35. Posidonio considera que el silogismo debe formularse de la siguiente manera: “Las cosas que no otorgan grandeza, confianza ni tranquilidad al alma no son bienes. Pero la riqueza, la salud y condiciones similares no otorgan ninguna de estas cosas; por lo tanto, la riqueza y la salud no son bienes.” Luego, extiende este silogismo aún más de la siguiente forma: “Las cosas que no otorgan grandeza, confianza ni tranquilidad al alma, sino que, por el contrario, generan arrogancia, vanidad e insolencia, son males. Pero las cosas que son dádivas de la Fortuna nos conducen a estos males.

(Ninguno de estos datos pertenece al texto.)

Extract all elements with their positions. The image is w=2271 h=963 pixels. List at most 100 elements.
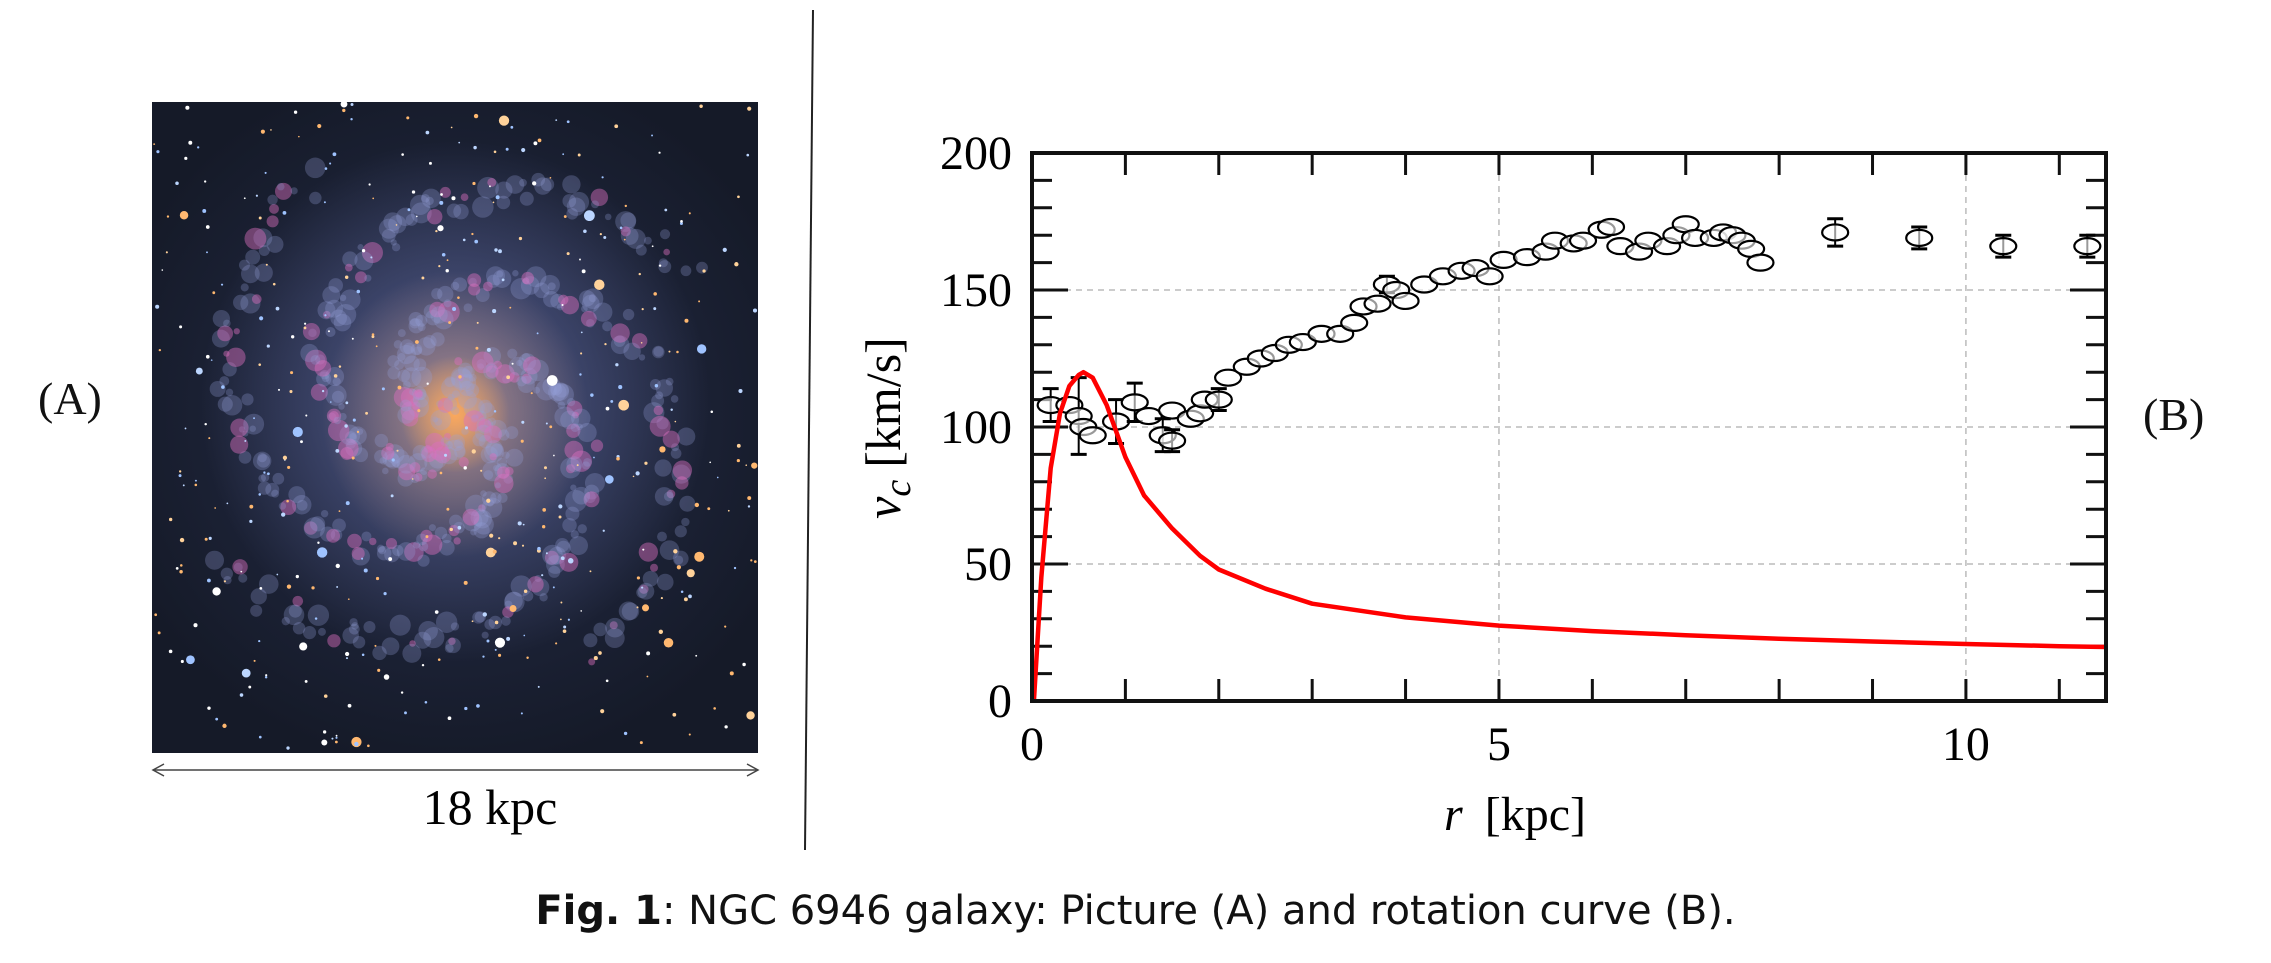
star: [439, 200, 444, 205]
star: [722, 247, 727, 253]
spiral-arm-blob: [429, 441, 449, 461]
star: [486, 639, 490, 643]
y-axis-var: v: [855, 496, 911, 519]
star: [444, 453, 448, 457]
star: [471, 449, 476, 454]
spiral-arm-blob: [484, 619, 495, 630]
spiral-arm-blob: [572, 486, 591, 505]
star: [658, 264, 662, 267]
spiral-arm-blob: [441, 377, 463, 399]
star: [178, 474, 182, 478]
spiral-arm-blob: [408, 453, 428, 472]
spiral-arm-blob: [361, 531, 372, 542]
star: [738, 389, 743, 394]
spiral-arm-blob: [533, 386, 541, 394]
spiral-arm-blob: [413, 389, 424, 400]
star: [605, 406, 610, 411]
star: [168, 649, 173, 654]
star: [396, 449, 399, 452]
spiral-arm-blob: [679, 495, 696, 512]
spiral-arm-blob: [357, 244, 364, 251]
spiral-arm-blob: [564, 489, 587, 512]
data-point: [1078, 426, 1107, 445]
spiral-arm-blob: [432, 416, 439, 423]
data-point: [1905, 228, 1934, 248]
spiral-arm-blob: [635, 244, 647, 256]
star: [351, 456, 355, 460]
spiral-arm-blob: [656, 573, 674, 591]
spiral-arm-blob: [404, 542, 424, 562]
star: [374, 644, 377, 647]
star: [623, 731, 628, 736]
spiral-arm-blob: [485, 440, 503, 458]
spiral-arm-blob: [254, 263, 273, 282]
spiral-arm-blob: [470, 414, 479, 423]
spiral-arm-blob: [414, 390, 423, 398]
spiral-arm-blob: [339, 289, 361, 311]
star: [537, 685, 540, 688]
star: [520, 712, 523, 715]
star: [654, 384, 659, 388]
y-axis-label: vc [km/s]: [855, 337, 919, 519]
star: [338, 365, 342, 368]
star: [264, 171, 267, 174]
spiral-arm-blob: [413, 358, 427, 372]
spiral-arm-blob: [320, 526, 336, 542]
spiral-arm-blob: [481, 497, 503, 518]
star: [562, 153, 565, 156]
spiral-arm-blob: [458, 457, 469, 468]
star: [180, 564, 183, 567]
spiral-arm-blob: [437, 397, 453, 413]
star: [202, 209, 207, 213]
spiral-arm-blob: [345, 438, 356, 449]
spiral-arm-blob: [327, 419, 350, 442]
star: [265, 263, 268, 266]
spiral-arm-blob: [421, 534, 443, 555]
star: [372, 197, 375, 200]
spiral-arm-blob: [369, 537, 377, 546]
star: [304, 679, 308, 683]
spiral-arm-blob: [643, 402, 665, 424]
spiral-arm-blob: [577, 422, 597, 443]
star: [495, 195, 500, 200]
star: [275, 306, 280, 311]
star: [299, 642, 308, 651]
star: [450, 126, 453, 129]
spiral-arm-blob: [344, 263, 353, 272]
star: [698, 300, 701, 303]
spiral-arm-blob: [472, 196, 494, 218]
spiral-arm-blob: [440, 437, 450, 447]
star: [321, 739, 328, 746]
spiral-arm-blob: [448, 637, 456, 645]
star: [332, 152, 337, 157]
spiral-arm-blob: [665, 377, 674, 386]
spiral-arm-blob: [305, 349, 327, 372]
spiral-arm-blob: [566, 464, 576, 474]
star: [185, 105, 190, 110]
star: [736, 458, 740, 463]
star: [270, 129, 272, 131]
star: [300, 440, 303, 444]
spiral-arm-blob: [327, 634, 341, 648]
data-point: [1134, 406, 1163, 426]
star: [522, 523, 525, 526]
star: [314, 617, 318, 620]
spiral-arm-blob: [505, 175, 525, 194]
spiral-arm-blob: [480, 490, 487, 497]
spiral-arm-blob: [562, 194, 577, 208]
spiral-arm-blob: [403, 342, 416, 355]
star: [371, 335, 375, 339]
spiral-arm-blob: [317, 301, 336, 320]
star: [400, 691, 404, 694]
star: [642, 548, 645, 551]
star: [639, 741, 643, 745]
star: [286, 499, 289, 503]
spiral-arm-blob: [570, 423, 580, 433]
star: [489, 185, 491, 188]
spiral-arm-blob: [451, 368, 474, 391]
spiral-arm-blob: [502, 451, 510, 459]
spiral-arm-blob: [468, 277, 477, 286]
spiral-arm-blob: [450, 622, 460, 631]
spiral-arm-blob: [479, 402, 495, 418]
star: [184, 156, 188, 160]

Por lo tanto, estas cosas no son bienes.” 36. “Pero,” dice el objetor, “según este razonamiento, las cosas que son dádivas de la Fortuna ni siquiera serían ventajas.” No, las ventajas y los bienes se encuentran en situaciones distintas. Una ventaja es aquello que contiene más utilidad que molestia. Pero un bien debe ser puro y no tener ningún elemento de perjuicio. Una cosa no es buena si contiene más beneficio que daño, sino solo si contiene únicamente beneficio. 37. Además, las ventajas pueden predicarse de los animales, de los hombres menos que perfectos y de los necios. Por lo tanto, lo ventajoso puede tener un elemento de desventaja mezclado, pero la palabra “ventajoso” se usa para el compuesto porque se juzga por su elemento predominante. El bien, sin embargo, solo puede predicarse del sabio; debe ser sin mezcla alguna.

38. Alégrate; solo queda un nudo por desatar, aunque es un nudo digno de Hércules: “El bien no resulta del mal. Pero la riqueza resulta de numerosos casos de pobreza; por lo tanto, la riqueza no es un bien.” Este silogismo no es reconocido por nuestra escuela, pero los peripatéticos tanto lo elaboran como le dan solución. Posidonio, sin embargo, señala que esta falacia, que ha circulado entre todas las escuelas de dialéctica, es refutada por Antípatro de la siguiente manera: 39. “La palabra ‘pobreza’ se utiliza para denotar, no la posesión de algo, sino la no posesión o, como decían los antiguos, la privación (pues los griegos usan la expresión ‘por privación’, es decir, ‘en sentido negativo’). ‘Pobreza’ indica, no lo que un hombre tiene, sino lo que no tiene. En consecuencia, no puede haber plenitud que resulte de una multitud de vacíos; muchas cosas positivas, y no muchas carencias, conforman la riqueza. Tienes,” dice él, “una idea equivocada sobre el significado de la pobreza. Porque pobreza no significa la posesión de poco, sino la no posesión de mucho; por lo tanto, se usa no para lo que un hombre tiene, sino para lo que le falta.” 40. Podría expresar mi idea más fácilmente si existiera una palabra latina que pudiera traducir el término griego que significa “no poseer”. Antípatro atribuye esta cualidad a la pobreza, pero por mi parte no veo qué otra cosa es la pobreza sino la posesión de poco. Si alguna vez tenemos suficiente tiempo libre, investigaremos la cuestión: cuál es la esencia de la riqueza y cuál la de la pobreza; pero cuando llegue el momento, también consideraremos si no es mejor tratar de mitigar la pobreza y aliviar a la riqueza de su arrogancia, que discutir sobre las palabras como si la cuestión de las cosas ya estuviera resuelta.

41. Supongamos que hemos sido convocados a una asamblea; se ha presentado ante la reunión una ley sobre la abolición de la riqueza. ¿La apoyaremos o nos opondremos a ella si usamos estos silogismos? ¿Nos ayudarán estos silogismos a lograr que el pueblo romano exija la pobreza y la elogie—la pobreza, fundamento y causa de su imperio—y, por otro lado, tema su riqueza actual, reflexionando que la han encontrado entre las víctimas de sus conquistas, que la riqueza es la fuente de la búsqueda de cargos, el soborno y el desorden que han irrumpido en una ciudad antes caracterizada por la máxima escrupulosidad y sobriedad, y que, debido a la riqueza, se hace una exhibición demasiado ostentosa de los despojos de naciones conquistadas; reflexionando, finalmente, que lo que un pueblo ha arrebatado a todos los demás puede ser arrebatado aún más fácilmente por todos a uno solo? No, sería mejor apoyar esta ley con nuestra conducta y someter nuestros deseos mediante un ataque directo, en lugar de eludirlos con la lógica. Si podemos, hablemos con mayor valentía; si no, hablemos con mayor franqueza.